The only assumption I made is that the curve is tangent. I thought for quite a while to come up with an approach that simplified things a little, and there is still a fair amount of calculation.
Okay....I'll try.
Assuming Pt. 1 is the PC:
Angle x =13-29-28
c-1 Length=117.773
I drew it up in Carlson and came up with 13-29-43 & 117.77'
We agree very closely. I had 13-29-43 and 117.770 using Excel to do the calculations as I worked through coordinates for lots of points.
I found it easier to ignore the given directions and just keep the 10 deg angle, and compute with a coordinate system where their N70E line was parallel to my X axis, and drew in a couple right triangles.
Did you find an easier method of attack?
Me and the old HP 48 came up with 13°29'43" for angle "X" and c1 = 117.7684
I ended up using the law of sines quite a bit, but something similar to what you were saying Bill. I solved for 4 coordinates. The coordinates were the check on the triangles for me.
I drew it up in Autocad 2004 and came up with 13-29-43 & 117.77'
I did it without coordinates.
Draw a line from pt. 2 perpendicular to the lines emanating from pt.5 & pt.3, crossing the line from pt.5 at pt.8 and crossing the line from pt.3 at pt.7
Angle 1-2-8 is 20°, angle 1-2-3 is 22°55'06"
Distance 2-7 is 500xcos32°55'06"=419.723, making distance 2-8 = 344.723 and therefore angle 5-2-8 = arccos(344.723/500) = 46°24'49" and angle 5-2-3 = 13°39'43" and c-1 = 117.7695
> We agree very closely. I had 13-29-43 and 117.770 using Excel to do the calculations as I worked through coordinates for lots of points.
>
> I found it easier to ignore the given directions and just keep the 10 deg angle, and compute with a coordinate system where their N70E line was parallel to my X axis, and drew in a couple right triangles.
>
> Did you find an easier method of attack?
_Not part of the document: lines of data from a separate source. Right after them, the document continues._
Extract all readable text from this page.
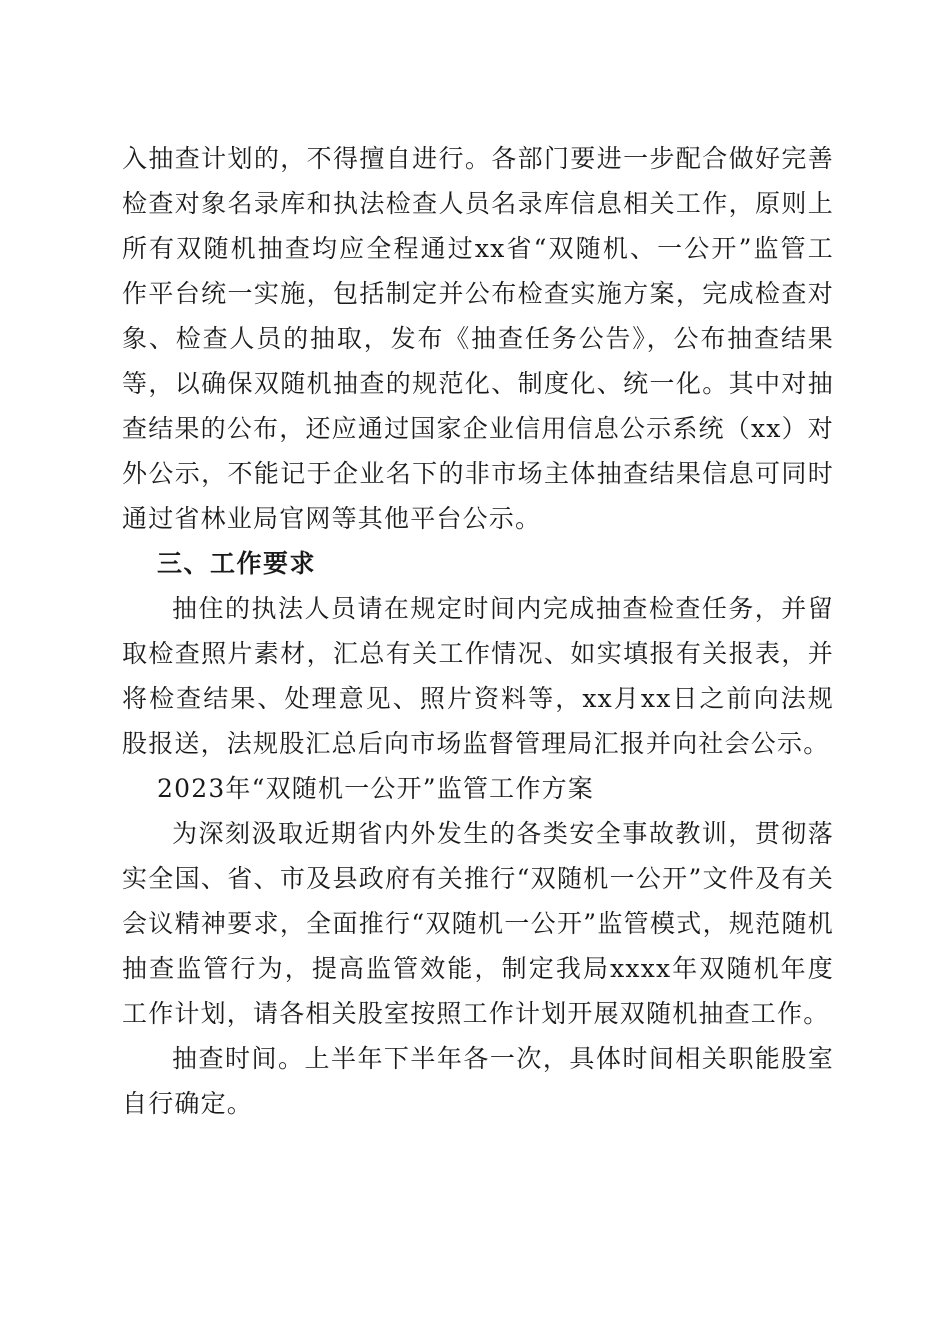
入抽查计划的，不得擅自进行。各部门要进一步配合做好完善检查对象名录库和执法检查人员名录库信息相关工作，原则上所有双随机抽查均应全程通过xx省“双随机、一公开”监管工作平台统一实施，包括制定并公布检查实施方案，完成检查对象、检查人员的抽取，发布《抽查任务公告》，公布抽查结果等，以确保双随机抽查的规范化、制度化、统一化。其中对抽查结果的公布，还应通过国家企业信用信息公示系统（xx）对外公示，不能记于企业名下的非市场主体抽查结果信息可同时通过省林业局官网等其他平台公示。

三、工作要求

抽住的执法人员请在规定时间内完成抽查检查任务，并留取检查照片素材，汇总有关工作情况、如实填报有关报表，并将检查结果、处理意见、照片资料等，xx月xx日之前向法规股报送，法规股汇总后向市场监督管理局汇报并向社会公示。

2023年“双随机一公开”监管工作方案

为深刻汲取近期省内外发生的各类安全事故教训，贯彻落实全国、省、市及县政府有关推行“双随机一公开”文件及有关会议精神要求，全面推行“双随机一公开”监管模式，规范随机抽查监管行为，提高监管效能，制定我局xxxx年双随机年度工作计划，请各相关股室按照工作计划开展双随机抽查工作。

抽查时间。上半年下半年各一次，具体时间相关职能股室自行确定。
Here's how I and my nine-dollar Sharp EL-501W worked the problem:
AutoCAD all the way for me. It's where I do pretty much all surveying calculations except for GPS baseline processing and least-squares adjustments.
> AutoCAD all the way for me. It's where I do pretty much all surveying calculations except for GPS baseline processing and least-squares adjustments.
Yes, but how do you fit it into your shirt pocket? :>
Kent and Dave have much better approaches than I used. I constructed one of the triangle Dave did, but got focused on coordinates and didn't think of using both triangles like he did.
Thanks, guys.
20 degrees for angle 1-2-8 is a typo, maybe? The sum in the next line seems to make it 10, which makes sense in other ways, it seems to me. But you guys are all way ahead of me.
Cheers,
Henry
Oops!
You're right. I mistyped it. Angle 1-2-8 is 10°.
Bill, i solved for I of 200' curve (22.5506), calcd bearing of middle radial line, det 'top' angle of bottom-most triangle(2,5,2-3); drew right triangle at western end of 75' parcel, calcd the two distances on the middle radial line (89.345 & 410.655), used sine law to det angle opp angle X (@ 5) and thus got angle X and dist c-1 - which matches everyone else's
Good job guys....Now try it changing the beginning coordinates to 10,000/3,000 😉
Don't think it would matter since you didn't travel West more than a couple hundred feet.
Changing it to 0,0 would likely cause more problems, if you wanted to go the coordinate route.
Kris....maybe you missed my smiley-face. You could change the coordinates to anything; and it wouldn't affect the answer.
Okay....bad joke. If you have to explain the joke, and/or if no one laughs, it probably wasn't funny.:-P
it got a chuckle out of me 😀